Honda Jazz, warna merah melaju dengan ramah diseputaran komplek Cempaka. Matahari terkenal cukup santai dalam mengendarai mobilny, yang ia inginkan keselamatan dia dan sahabatnya. Bukan untuk memamerkan kekayaannya seperti anak muda jaman sekarang. Bawa mobil seperti bawa jet. Kecepatan mungkin selalu diatas rata-rata. Serasa dia aja yang punya mobil.
Aku begitu kagum pada sosok Matahari. Walaupun ia kurang mendapat pemahaman tentang agama dalam rumahnya, akibat kesibukan kedua orang tuanya dalam mengurus sebuah perusahaan besar, tak membuatnya mengutuk orang tuanya.
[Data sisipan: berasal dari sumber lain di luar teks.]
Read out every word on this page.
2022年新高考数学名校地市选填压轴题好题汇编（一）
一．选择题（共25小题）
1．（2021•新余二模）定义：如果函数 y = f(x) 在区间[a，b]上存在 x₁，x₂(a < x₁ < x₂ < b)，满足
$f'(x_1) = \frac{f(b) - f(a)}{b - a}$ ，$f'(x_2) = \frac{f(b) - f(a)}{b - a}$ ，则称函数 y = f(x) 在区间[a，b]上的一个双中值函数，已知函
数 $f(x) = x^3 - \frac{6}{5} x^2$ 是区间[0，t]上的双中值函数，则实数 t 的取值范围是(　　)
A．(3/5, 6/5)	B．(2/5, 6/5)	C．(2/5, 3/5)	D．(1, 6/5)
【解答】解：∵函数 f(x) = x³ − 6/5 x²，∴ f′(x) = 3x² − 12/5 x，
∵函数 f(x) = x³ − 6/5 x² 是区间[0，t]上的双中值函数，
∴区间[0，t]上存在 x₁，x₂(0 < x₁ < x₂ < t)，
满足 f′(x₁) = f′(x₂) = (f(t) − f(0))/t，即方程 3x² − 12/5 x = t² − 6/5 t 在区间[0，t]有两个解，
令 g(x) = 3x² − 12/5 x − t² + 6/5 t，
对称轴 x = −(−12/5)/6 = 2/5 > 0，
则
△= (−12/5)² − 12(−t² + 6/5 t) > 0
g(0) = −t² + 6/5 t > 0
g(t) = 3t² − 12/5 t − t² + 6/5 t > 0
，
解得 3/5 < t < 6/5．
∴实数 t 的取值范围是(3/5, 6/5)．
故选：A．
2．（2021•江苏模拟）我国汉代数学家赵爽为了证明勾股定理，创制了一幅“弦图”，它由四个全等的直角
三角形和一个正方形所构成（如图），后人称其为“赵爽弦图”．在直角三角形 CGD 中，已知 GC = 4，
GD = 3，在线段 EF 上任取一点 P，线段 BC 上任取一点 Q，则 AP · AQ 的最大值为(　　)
Matahari tetap saying kepada keduanya, baik ayah maupun ibunya. Tak ada sikap manja atau nakal yang terlihat seperti anak orang kaya pada umumnya.
Matahari hanya haus pendidikan agama. Begitulah argument yang bisa kuberikan untuk menjawab kegelisahan hati yang menyelimuti sahabatku, Matahari. Beberapa menit kemudian, Jazz sudah mendarat dihalaman rumah yang sangat ku kenal. Awan. Seorang teman satu kelas kami yang begitu ramah dan baik. Ia menjabat sebagai ketua OSIS. Awan yang kami kenal tak hanya baik, ia juga salah satu peraih peringkat di kelas kami. Itulah sedikit-sedikit yang membuat kami penasaran dan berteman dengannya. Sampai akhirnya tak sengaja suatu ketika mobil Matahari kehabisan bensin disekitar rumah Awan. Aku berusaha meminta bantuan tetangga karena hari itu telah menjelang malam.
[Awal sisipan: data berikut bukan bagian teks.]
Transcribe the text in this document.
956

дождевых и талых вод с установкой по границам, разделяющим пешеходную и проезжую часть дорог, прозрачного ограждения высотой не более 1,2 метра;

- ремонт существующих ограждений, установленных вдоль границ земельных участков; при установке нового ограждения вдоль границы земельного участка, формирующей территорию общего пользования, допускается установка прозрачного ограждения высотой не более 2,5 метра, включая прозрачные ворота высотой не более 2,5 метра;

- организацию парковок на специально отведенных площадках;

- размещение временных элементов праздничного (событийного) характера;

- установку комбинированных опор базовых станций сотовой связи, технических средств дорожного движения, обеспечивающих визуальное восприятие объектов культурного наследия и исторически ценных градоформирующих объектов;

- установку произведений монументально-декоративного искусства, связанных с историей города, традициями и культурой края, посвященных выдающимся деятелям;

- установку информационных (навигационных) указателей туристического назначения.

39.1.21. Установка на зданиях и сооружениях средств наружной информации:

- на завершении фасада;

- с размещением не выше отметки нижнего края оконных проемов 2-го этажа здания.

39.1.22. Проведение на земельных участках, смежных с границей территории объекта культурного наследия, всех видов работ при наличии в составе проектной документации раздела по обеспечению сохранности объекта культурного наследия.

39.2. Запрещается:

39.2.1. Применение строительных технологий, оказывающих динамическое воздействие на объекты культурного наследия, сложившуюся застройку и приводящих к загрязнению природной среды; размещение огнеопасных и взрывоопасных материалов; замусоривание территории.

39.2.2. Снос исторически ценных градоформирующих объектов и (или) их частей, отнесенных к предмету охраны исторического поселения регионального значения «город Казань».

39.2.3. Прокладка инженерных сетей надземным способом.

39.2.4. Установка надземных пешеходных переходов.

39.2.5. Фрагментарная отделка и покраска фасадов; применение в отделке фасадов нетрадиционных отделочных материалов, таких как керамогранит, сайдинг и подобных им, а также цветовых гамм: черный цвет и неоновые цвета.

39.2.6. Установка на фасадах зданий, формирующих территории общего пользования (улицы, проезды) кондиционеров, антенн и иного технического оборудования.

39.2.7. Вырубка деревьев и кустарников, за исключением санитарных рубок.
Tentu berbahaya sekali, dikota ini dua orang cewek berhenti ditepi jalan. Sungguh penampakan yang berbahaya. Aku memberanikan diri memencet bel rumah disekitar sini. Alhamdulillah yang keluar adalag Awan, teman kami. Segera awan mengeluarkan motornya dan membeli bensin untuk mobil Matahari. Sementara kami menunggu dirumahnya ditemani oleh Ibu Awan. Percakapan tentu saja terjalin dengan baik, Karena Ibu Awan sangat ramah. Hingga saat ini, Matahari yang ketagihan berbincang-bincang dengan Ibu Awan.
“Matahari, Bulan , masuk-masuk. Ibu sudah menunggu kalian didalam.” Sapa Awan menyambut kami dengan senyumannya, gignya yang berjajar rapid an putih. Ditambah lagi alisnya yang tebal serta jenggot ala ustad Solmed menyempurnakan raut wajahnya. Alhamdulillah ganteng pisan, bisik Matahari yang mungkin sedikit tertangkap olehku.
“baik” serempak kami menyahut ajakan Awan.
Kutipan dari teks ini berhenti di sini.